Capturing cell-type specific compartment patterns by applying topic modeling to single-cell Hi-C data

This is repository for the manuscript "Capturing cell-type specific compartment patterns by applying topic modeling to single-cell Hi-C data".

Data

Raw .fastq and aligned .bam files are available on 4DN Data Portal (https://data.4dnucleome.org/).
Processed data files are available on https://noble.gs.washington.edu/proj/schic-topic-model.

Data preprocessing

For preprocessing our data we followed the pipeline in https://github.com/VRam142/combinatorialHiC to align the reads to hg19 and generate sci-Hi-C matrix files binned at 500kb resolution.
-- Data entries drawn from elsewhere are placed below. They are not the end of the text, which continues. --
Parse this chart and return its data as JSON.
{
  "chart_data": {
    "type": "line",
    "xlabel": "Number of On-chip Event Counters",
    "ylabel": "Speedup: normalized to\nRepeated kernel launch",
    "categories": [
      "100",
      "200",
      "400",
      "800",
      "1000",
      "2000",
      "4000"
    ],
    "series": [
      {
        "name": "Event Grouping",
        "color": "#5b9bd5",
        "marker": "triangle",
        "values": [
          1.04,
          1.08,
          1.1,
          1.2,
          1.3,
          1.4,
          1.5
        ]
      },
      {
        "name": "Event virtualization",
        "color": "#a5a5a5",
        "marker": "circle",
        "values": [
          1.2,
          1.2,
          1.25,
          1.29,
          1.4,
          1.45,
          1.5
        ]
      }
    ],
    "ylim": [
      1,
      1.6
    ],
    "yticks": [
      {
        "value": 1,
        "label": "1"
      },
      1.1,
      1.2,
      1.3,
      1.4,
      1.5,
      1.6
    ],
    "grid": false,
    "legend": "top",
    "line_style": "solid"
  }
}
The .matrix files are in the format:

bin1 bin2 count normalized_count chr1 chr2

Construction of cell-locus pair matrix for topic modeling

  1. Run matrix_to_interaction.py to convert sci-Hi-C .matrix files to FitHiC interaction format (.int.bed):

chr1 midpoint1 chr2 midpoint2 count normalized_count

  1. Run interaction_to_sparse_matrix.py to convert FitHiC interaction files to sparse matrix format:

cell_idx | LP_idx | count

  1. Run concatenate_sparse_mat.sh to combine sparse contact matrices into one file
  2. Run concatenate_samples_sparse_mat.sh to combine concatenated files from Step 4 into one big cell-LP matrix. This code is useful for combining matrices from multiple samples/libraries.
  3. Run run_cisTopic_sparse.R to perform topic modeling on the cell-locus pair matrix.